FIG. 2 is a partial cross-sectional view of the vicinity of the discharge port 6a of the vacuum tank in the shaft shown in FIG. 1, showing a state in which the discharge gate 18 is closed.
FIG. 3 is a partial cross-sectional view of the vicinity of the discharge port 6a of the vacuum tank in the shaft shown in FIG. 1, showing a state in which the discharge gate 18 is opened.

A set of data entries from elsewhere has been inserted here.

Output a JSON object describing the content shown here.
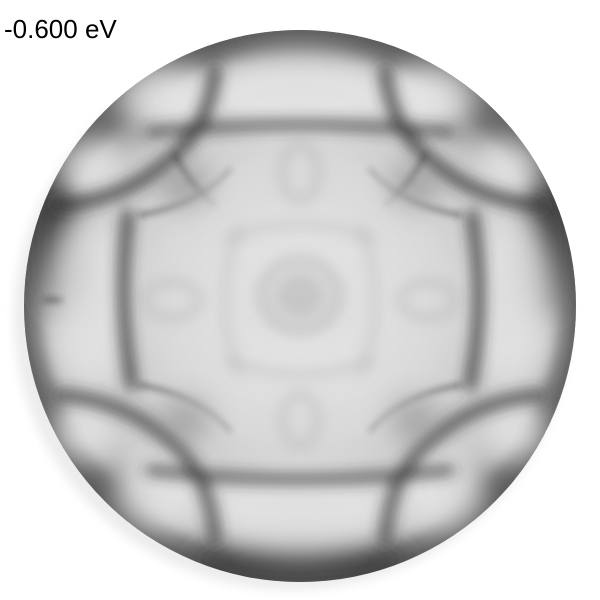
{
  "energy_label": "-0.600 eV",
  "image": {
    "description_icon": "momentum-map-image",
    "colors": {
      "background": "#ffffff",
      "disk_base": "#d8d8d8",
      "feature_dark": "#1a1a1a"
    }
  }
}
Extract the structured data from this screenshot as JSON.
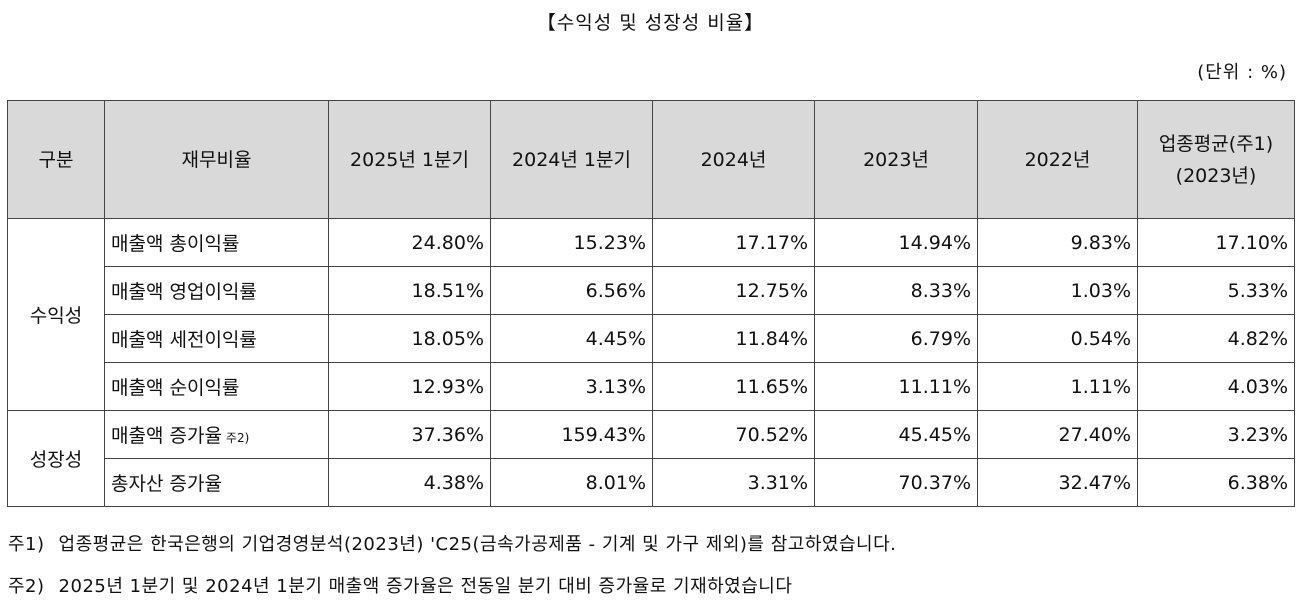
{
  "title": "【수익성 및 성장성 비율】",
  "unit": "(단위 : %)",
  "table": {
    "headers": {
      "group": "구분",
      "item": "재무비율",
      "cols": [
        "2025년 1분기",
        "2024년 1분기",
        "2024년",
        "2023년",
        "2022년"
      ],
      "industry_line1": "업종평균(주1)",
      "industry_line2": "(2023년)"
    },
    "groups": [
      {
        "name": "수익성",
        "rows": [
          {
            "label": "매출액 총이익률",
            "note": "",
            "values": [
              "24.80%",
              "15.23%",
              "17.17%",
              "14.94%",
              "9.83%",
              "17.10%"
            ]
          },
          {
            "label": "매출액 영업이익률",
            "note": "",
            "values": [
              "18.51%",
              "6.56%",
              "12.75%",
              "8.33%",
              "1.03%",
              "5.33%"
            ]
          },
          {
            "label": "매출액 세전이익률",
            "note": "",
            "values": [
              "18.05%",
              "4.45%",
              "11.84%",
              "6.79%",
              "0.54%",
              "4.82%"
            ]
          },
          {
            "label": "매출액 순이익률",
            "note": "",
            "values": [
              "12.93%",
              "3.13%",
              "11.65%",
              "11.11%",
              "1.11%",
              "4.03%"
            ]
          }
        ]
      },
      {
        "name": "성장성",
        "rows": [
          {
            "label": "매출액 증가율",
            "note": "주2)",
            "values": [
              "37.36%",
              "159.43%",
              "70.52%",
              "45.45%",
              "27.40%",
              "3.23%"
            ]
          },
          {
            "label": "총자산 증가율",
            "note": "",
            "values": [
              "4.38%",
              "8.01%",
              "3.31%",
              "70.37%",
              "32.47%",
              "6.38%"
            ]
          }
        ]
      }
    ]
  },
  "notes": [
    {
      "label": "주1)",
      "text": "업종평균은 한국은행의 기업경영분석(2023년) 'C25(금속가공제품 - 기계 및 가구 제외)를 참고하였습니다."
    },
    {
      "label": "주2)",
      "text": "2025년 1분기 및 2024년 1분기 매출액 증가율은 전동일 분기 대비 증가율로 기재하였습니다"
    }
  ]
}
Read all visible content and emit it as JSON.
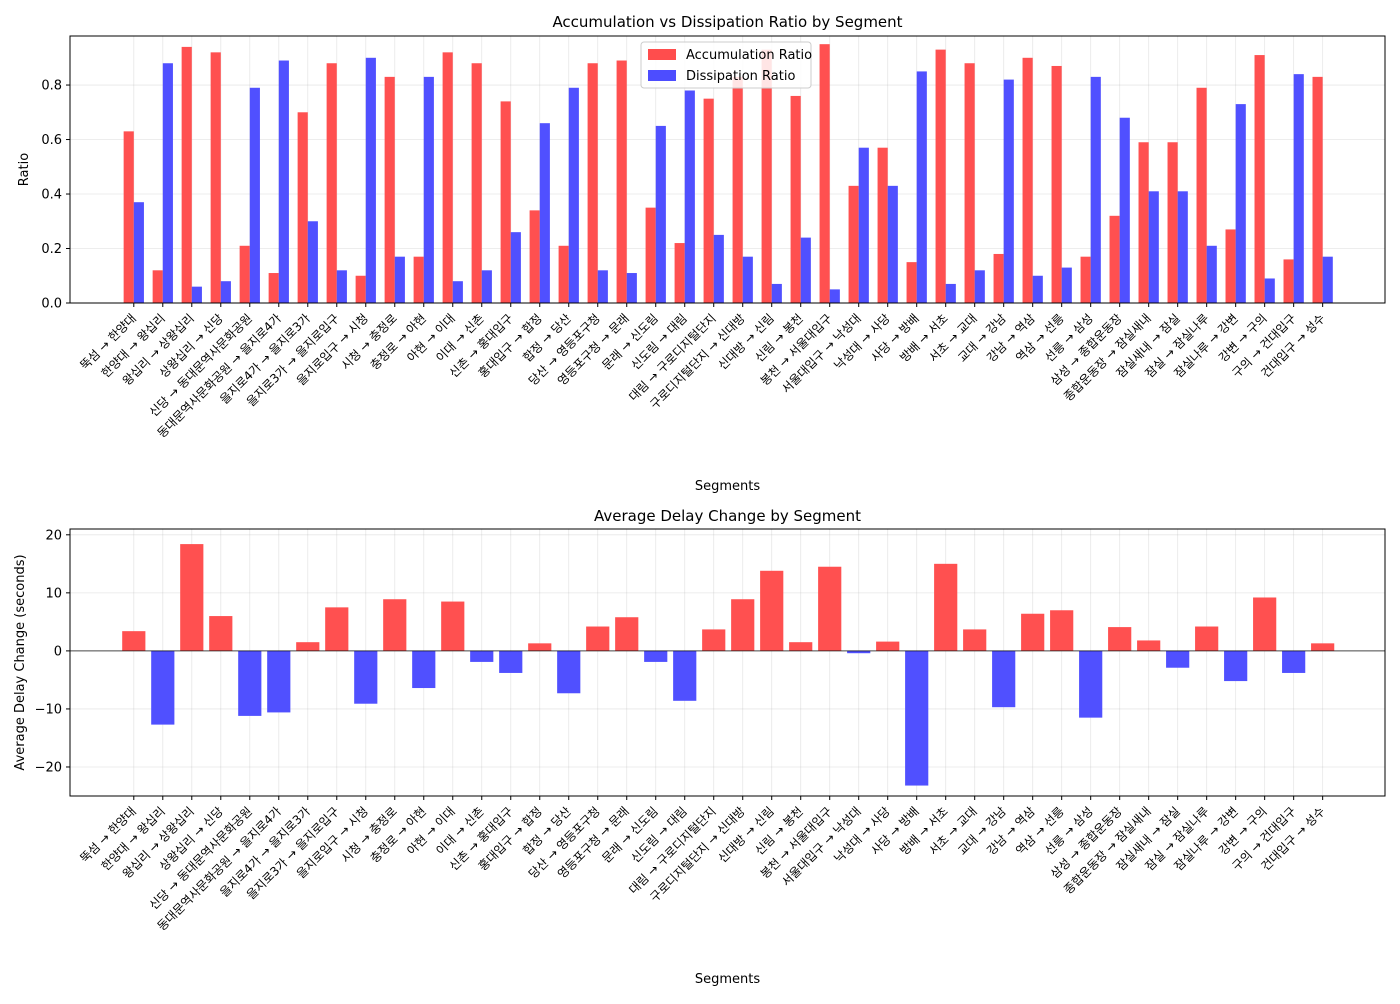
{
  "chart_data": [
    {
      "type": "bar",
      "title": "Accumulation vs Dissipation Ratio by Segment",
      "xlabel": "Segments",
      "ylabel": "Ratio",
      "ylim": [
        0,
        0.98
      ],
      "yticks": [
        0.0,
        0.2,
        0.4,
        0.6,
        0.8
      ],
      "ytick_labels": [
        "0.0",
        "0.2",
        "0.4",
        "0.6",
        "0.8"
      ],
      "grid": true,
      "legend": "top-center",
      "categories": [
        "뚝섬 → 한양대",
        "한양대 → 왕십리",
        "왕십리 → 상왕십리",
        "상왕십리 → 신당",
        "신당 → 동대문역사문화공원",
        "동대문역사문화공원 → 을지로4가",
        "을지로4가 → 을지로3가",
        "을지로3가 → 을지로입구",
        "을지로입구 → 시청",
        "시청 → 충정로",
        "충정로 → 아현",
        "아현 → 이대",
        "이대 → 신촌",
        "신촌 → 홍대입구",
        "홍대입구 → 합정",
        "합정 → 당산",
        "당산 → 영등포구청",
        "영등포구청 → 문래",
        "문래 → 신도림",
        "신도림 → 대림",
        "대림 → 구로디지털단지",
        "구로디지털단지 → 신대방",
        "신대방 → 신림",
        "신림 → 봉천",
        "봉천 → 서울대입구",
        "서울대입구 → 낙성대",
        "낙성대 → 사당",
        "사당 → 방배",
        "방배 → 서초",
        "서초 → 교대",
        "교대 → 강남",
        "강남 → 역삼",
        "역삼 → 선릉",
        "선릉 → 삼성",
        "삼성 → 종합운동장",
        "종합운동장 → 잠실새내",
        "잠실새내 → 잠실",
        "잠실 → 잠실나루",
        "잠실나루 → 강변",
        "강변 → 구의",
        "구의 → 건대입구",
        "건대입구 → 성수"
      ],
      "series": [
        {
          "name": "Accumulation Ratio",
          "color": "#ff4d4d",
          "values": [
            0.63,
            0.12,
            0.94,
            0.92,
            0.21,
            0.11,
            0.7,
            0.88,
            0.1,
            0.83,
            0.17,
            0.92,
            0.88,
            0.74,
            0.34,
            0.21,
            0.88,
            0.89,
            0.35,
            0.22,
            0.75,
            0.83,
            0.93,
            0.76,
            0.95,
            0.43,
            0.57,
            0.15,
            0.93,
            0.88,
            0.18,
            0.9,
            0.87,
            0.17,
            0.32,
            0.59,
            0.59,
            0.79,
            0.27,
            0.91,
            0.16,
            0.83
          ]
        },
        {
          "name": "Dissipation Ratio",
          "color": "#4d4dff",
          "values": [
            0.37,
            0.88,
            0.06,
            0.08,
            0.79,
            0.89,
            0.3,
            0.12,
            0.9,
            0.17,
            0.83,
            0.08,
            0.12,
            0.26,
            0.66,
            0.79,
            0.12,
            0.11,
            0.65,
            0.78,
            0.25,
            0.17,
            0.07,
            0.24,
            0.05,
            0.57,
            0.43,
            0.85,
            0.07,
            0.12,
            0.82,
            0.1,
            0.13,
            0.83,
            0.68,
            0.41,
            0.41,
            0.21,
            0.73,
            0.09,
            0.84,
            0.17
          ]
        }
      ]
    },
    {
      "type": "bar",
      "title": "Average Delay Change by Segment",
      "xlabel": "Segments",
      "ylabel": "Average Delay Change (seconds)",
      "ylim": [
        -25,
        21
      ],
      "yticks": [
        -20,
        -10,
        0,
        10,
        20
      ],
      "ytick_labels": [
        "−20",
        "−10",
        "0",
        "10",
        "20"
      ],
      "grid": true,
      "positive_color": "#ff4d4d",
      "negative_color": "#4d4dff",
      "values": [
        3.4,
        -12.7,
        18.4,
        6.0,
        -11.2,
        -10.6,
        1.5,
        7.5,
        -9.1,
        8.9,
        -6.4,
        8.5,
        -1.9,
        -3.8,
        1.3,
        -7.3,
        4.2,
        5.8,
        -1.9,
        -8.6,
        3.7,
        8.9,
        13.8,
        1.5,
        14.5,
        -0.4,
        1.6,
        -23.2,
        15.0,
        3.7,
        -9.7,
        6.4,
        7.0,
        -11.5,
        4.1,
        1.8,
        -2.9,
        4.2,
        -5.2,
        9.2,
        -3.8,
        1.3
      ]
    }
  ]
}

FIG. 4 is a schematic view of a conventional muddy water suction device.
[Explanation of symbols]
DESCRIPTION OF SYMBOLS 1 ... Vertical shaft 2 ... Horizontal shaft 3 ... Bottom beam 5 ... Pump 6 in the vacuum tank of a vertical shaft ... Vacuum tank 6a of a vertical shaft ... Discharge port 7 ... Pipe 8 ... Pump 9 in a vacuum tank on the ground ... Ground Vacuum tank 10 ... pipe 11 ... vacuum pump 12 ... pipe 13 ... pipe 13a ... check valve 14 ... pipe 14a ... check valve 15 ... inner gate 16 ... reservation chamber 17 ... large diameter pipe 18 ... discharge gate 19 ... cylinder 20 ... Separator 21 ... Recovery container 22 ... Water container 23a ... Open / close valve 23 ... Pipe D ... Muddy water

Claims (4)

A vacuum pump is connected to a vacuum tank provided on the ground, and the vacuum tank on the ground is connected to a vacuum tank provided in the mine via a pipe so that the vacuum tank in the mine is negatively pressured from the vacuum tank. While sucking muddy water through a pipe connected to the side shaft, the pump built in the vacuum tank inside the mine was connected to the ground vacuum tank through a pipe to reduce the effect of atmospheric pressure on the pipe. In this state, the muddy water in the vacuum tank in the pit is sent into the ground vacuum tank, and the muddy water in the ground vacuum tank is connected to a pump built in the ground vacuum tank via a check valve. Muddy water suction device in underground construction, characterized by being sent out from The muddy water suction device for underground construction according to claim 1, wherein a diameter of a pipe connecting the vacuum tank in the pit and the vacuum tank on the ground is made smaller than a diameter of a pipe provided in the horizontal pit. A discharge port is provided on the bottom surface of the vacuum tank in the mine, an inner gate that opens and closes by its own weight is provided at the discharge port, a holding chamber is provided on the downstream side of the discharge port, and a discharge gate is provided at the discharge port of the holding chamber. 2. The muddy water suction device for underground construction according to claim 1, wherein the discharge gate is opened and closed by driving a cylinder. A separator for separating muddy water is provided downstream of a discharge port provided on a bottom surface of the vacuum tank in the mine, and water separated by the separator is sucked into the vacuum tank in the mine. Item 1. A muddy water suction device for underground construction according to item 1.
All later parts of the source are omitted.